Die Werke der Glyptik unterscheiden sich in drei Arten. Als Gemmen versteht man einerseits hoch geschnittene Steine, die Kameen, und andererseits die Intaglie, die tief geschnitten sind. Dann folgen die sog. commessi in pietre dure. Commessi in pietre dure sind aus "harten Steinen" zusammengesetzte Bilder. Als dritte Art des Steinschnitts versteht man den Gefäßschnitt in alle nur erdenklichen Formen.
Diese Preziosen waren vor allem im sechzehnten Jahrhundert in Europa sehr beliebt und zogen die Aufmerksamkeit der Sammler auf sich. Grundsätzlich befanden sich drei Arten von Objekten in damaligen Sammlungen.
Die scientifica waren eher wissenschaftlichen Themen gewidmete "Maschinen" wie Uhren, Vermessungsinstrumente oder Tierautomaten. Meistens vermischte man diese drei Typologien untereinander.
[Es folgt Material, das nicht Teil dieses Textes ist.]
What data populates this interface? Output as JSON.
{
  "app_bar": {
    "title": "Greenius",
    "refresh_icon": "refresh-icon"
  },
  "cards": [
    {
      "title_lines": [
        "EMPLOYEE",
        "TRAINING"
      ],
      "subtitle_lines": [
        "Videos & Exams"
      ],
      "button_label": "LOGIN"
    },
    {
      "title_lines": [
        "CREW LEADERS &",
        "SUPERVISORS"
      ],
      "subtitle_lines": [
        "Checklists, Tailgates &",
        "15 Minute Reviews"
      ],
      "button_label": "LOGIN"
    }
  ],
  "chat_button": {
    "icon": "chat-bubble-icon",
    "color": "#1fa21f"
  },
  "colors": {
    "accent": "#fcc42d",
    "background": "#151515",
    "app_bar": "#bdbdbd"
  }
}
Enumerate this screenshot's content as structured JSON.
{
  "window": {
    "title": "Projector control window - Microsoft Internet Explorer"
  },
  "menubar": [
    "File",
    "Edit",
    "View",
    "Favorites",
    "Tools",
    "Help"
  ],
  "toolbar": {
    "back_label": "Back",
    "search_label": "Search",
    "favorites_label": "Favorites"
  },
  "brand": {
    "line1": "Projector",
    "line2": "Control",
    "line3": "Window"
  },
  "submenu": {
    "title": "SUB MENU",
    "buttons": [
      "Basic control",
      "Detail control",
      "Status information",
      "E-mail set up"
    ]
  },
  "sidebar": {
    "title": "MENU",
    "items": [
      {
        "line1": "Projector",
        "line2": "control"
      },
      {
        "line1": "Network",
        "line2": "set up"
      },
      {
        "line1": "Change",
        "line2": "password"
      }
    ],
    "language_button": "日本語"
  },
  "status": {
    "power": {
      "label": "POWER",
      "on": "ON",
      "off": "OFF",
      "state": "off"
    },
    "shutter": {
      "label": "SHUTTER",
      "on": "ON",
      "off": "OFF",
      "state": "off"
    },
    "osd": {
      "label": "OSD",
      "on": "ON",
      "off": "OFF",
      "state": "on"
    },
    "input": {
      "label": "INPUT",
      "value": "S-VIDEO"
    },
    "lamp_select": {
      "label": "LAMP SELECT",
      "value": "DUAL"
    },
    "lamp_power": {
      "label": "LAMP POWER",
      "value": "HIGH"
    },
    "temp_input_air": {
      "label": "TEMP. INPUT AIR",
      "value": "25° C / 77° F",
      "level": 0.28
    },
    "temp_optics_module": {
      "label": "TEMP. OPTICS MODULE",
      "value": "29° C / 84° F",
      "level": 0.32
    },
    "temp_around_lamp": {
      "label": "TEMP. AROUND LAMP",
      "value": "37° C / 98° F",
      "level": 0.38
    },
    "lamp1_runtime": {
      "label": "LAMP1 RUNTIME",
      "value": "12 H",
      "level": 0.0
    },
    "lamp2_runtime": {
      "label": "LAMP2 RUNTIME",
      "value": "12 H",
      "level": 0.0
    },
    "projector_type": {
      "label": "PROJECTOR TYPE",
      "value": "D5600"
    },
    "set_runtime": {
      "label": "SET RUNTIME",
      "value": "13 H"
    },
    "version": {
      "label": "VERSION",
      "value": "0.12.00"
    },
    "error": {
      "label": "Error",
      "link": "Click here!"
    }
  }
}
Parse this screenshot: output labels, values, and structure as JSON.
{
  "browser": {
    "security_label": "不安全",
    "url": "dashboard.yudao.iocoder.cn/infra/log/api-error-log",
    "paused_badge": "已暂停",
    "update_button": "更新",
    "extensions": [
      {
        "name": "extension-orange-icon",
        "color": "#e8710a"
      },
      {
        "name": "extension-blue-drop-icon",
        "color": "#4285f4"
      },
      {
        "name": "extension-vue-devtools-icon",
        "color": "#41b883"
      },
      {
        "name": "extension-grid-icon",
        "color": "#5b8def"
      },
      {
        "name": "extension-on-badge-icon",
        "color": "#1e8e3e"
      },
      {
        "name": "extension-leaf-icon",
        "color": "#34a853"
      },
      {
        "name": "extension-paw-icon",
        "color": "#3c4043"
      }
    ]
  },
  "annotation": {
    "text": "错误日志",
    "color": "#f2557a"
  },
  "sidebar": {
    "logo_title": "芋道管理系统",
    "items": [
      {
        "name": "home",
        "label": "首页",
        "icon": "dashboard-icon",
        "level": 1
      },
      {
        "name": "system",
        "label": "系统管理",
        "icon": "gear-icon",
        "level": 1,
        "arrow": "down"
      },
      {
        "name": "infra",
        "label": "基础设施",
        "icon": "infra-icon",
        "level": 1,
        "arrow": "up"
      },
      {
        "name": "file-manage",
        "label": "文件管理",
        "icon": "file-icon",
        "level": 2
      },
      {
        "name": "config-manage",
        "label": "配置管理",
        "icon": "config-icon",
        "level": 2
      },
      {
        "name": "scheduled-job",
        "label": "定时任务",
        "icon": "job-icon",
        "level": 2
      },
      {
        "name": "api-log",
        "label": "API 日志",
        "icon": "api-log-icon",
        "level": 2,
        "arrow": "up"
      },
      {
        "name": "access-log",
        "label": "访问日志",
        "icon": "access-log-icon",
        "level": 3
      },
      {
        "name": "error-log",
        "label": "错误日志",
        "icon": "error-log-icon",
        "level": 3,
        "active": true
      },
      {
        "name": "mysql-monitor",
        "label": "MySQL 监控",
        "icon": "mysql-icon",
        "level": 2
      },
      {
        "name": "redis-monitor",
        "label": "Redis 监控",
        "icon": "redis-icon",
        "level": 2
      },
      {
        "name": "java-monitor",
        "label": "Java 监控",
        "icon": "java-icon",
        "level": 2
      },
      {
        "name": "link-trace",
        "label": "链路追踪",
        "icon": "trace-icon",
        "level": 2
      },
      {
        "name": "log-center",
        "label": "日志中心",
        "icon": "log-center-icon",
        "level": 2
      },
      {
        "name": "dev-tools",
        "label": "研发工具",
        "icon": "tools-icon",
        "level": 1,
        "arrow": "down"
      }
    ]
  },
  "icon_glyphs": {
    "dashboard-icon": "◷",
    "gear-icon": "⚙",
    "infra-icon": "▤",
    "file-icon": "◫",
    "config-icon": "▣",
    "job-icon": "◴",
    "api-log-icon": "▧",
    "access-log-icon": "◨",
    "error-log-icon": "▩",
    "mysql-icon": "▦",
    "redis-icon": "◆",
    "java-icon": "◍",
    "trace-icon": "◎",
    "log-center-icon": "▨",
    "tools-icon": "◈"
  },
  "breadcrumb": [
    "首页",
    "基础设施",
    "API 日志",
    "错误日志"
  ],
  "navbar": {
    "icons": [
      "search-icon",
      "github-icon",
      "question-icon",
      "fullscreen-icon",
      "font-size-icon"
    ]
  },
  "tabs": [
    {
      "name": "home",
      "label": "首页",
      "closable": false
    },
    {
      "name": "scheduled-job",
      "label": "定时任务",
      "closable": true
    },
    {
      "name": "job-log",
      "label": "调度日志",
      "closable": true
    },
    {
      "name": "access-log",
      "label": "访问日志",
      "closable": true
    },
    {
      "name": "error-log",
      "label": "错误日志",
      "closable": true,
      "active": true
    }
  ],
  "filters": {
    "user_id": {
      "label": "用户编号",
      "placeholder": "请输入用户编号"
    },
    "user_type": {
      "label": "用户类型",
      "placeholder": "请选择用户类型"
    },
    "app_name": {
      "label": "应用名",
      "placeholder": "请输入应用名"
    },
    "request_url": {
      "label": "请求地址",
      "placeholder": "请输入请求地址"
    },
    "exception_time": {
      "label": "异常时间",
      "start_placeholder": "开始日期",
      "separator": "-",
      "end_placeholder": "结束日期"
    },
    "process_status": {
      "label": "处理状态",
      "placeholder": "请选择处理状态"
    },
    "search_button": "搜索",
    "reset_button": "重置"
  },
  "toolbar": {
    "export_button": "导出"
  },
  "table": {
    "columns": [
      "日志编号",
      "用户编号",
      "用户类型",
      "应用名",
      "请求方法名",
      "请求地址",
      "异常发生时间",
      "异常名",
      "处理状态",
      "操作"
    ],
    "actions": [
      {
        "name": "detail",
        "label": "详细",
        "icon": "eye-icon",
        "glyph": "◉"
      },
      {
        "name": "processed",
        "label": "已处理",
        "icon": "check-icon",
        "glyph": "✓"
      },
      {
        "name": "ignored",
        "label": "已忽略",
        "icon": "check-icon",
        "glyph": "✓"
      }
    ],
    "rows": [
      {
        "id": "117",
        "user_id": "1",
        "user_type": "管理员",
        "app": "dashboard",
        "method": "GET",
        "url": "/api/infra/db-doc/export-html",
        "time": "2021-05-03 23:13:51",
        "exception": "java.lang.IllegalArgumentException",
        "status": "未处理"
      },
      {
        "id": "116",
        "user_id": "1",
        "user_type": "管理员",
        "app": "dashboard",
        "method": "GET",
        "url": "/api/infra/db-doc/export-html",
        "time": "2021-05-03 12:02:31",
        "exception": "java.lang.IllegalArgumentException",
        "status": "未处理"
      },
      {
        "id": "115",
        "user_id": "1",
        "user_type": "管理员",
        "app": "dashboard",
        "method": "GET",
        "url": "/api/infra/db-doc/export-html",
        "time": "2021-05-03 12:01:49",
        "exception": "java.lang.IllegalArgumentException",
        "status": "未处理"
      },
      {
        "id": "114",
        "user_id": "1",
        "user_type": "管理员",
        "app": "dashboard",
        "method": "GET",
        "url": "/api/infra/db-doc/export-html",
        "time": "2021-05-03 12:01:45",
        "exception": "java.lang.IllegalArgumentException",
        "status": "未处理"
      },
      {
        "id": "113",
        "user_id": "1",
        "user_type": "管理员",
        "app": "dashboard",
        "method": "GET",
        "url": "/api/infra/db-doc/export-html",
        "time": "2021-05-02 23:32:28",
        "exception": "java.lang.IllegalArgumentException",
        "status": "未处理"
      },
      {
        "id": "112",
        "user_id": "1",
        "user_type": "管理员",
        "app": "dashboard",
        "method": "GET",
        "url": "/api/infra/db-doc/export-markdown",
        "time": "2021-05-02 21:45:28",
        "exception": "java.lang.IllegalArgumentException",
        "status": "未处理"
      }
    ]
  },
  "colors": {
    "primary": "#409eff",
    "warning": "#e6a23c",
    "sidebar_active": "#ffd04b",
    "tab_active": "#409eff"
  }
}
Dann galt vor allem noch die Gruppe der artificialia als besonders sammelnswert. Während die scientifica die Erkenntnisfähigkeit des Menschen in Bezug auf die Naturwahrnehmung betonten, waren die artificilia mehr darauf aus die Virtuosität und Erfinderkraft des Menschen vereint mit handwerklicher Leistungsfähigkeit zur Schau zu stellen.
Schließlich folgen die als naturalia, als curiosa oder auch mirabilia bezeichneten Objekte. Und diese waren eindeutig die kostbarsten Sammlungsstücke. So sehr die meisten Sammler an technisch vollkommenen Automaten und Instrumenten interessiert waren, so sehr galt es dieses Interesse über den eher naturwissenschaftlich orientierten Blick über die naturalia mit der Natur rück zu koppeln.
Rudolf Distelberber hat in seiner "Kunst des Steinschnitts" (Katalog zur Ausstellung Wien Kunsthistorisches Museum, 2002/2003) einige Preisvergleiche angeführt, die das Verhältnis der naturalia zu den anderen Gattungen veranschaulicht. Gerade der Vergleich von Gemälden mit Werken der Steinschneidekunst ist frappierend.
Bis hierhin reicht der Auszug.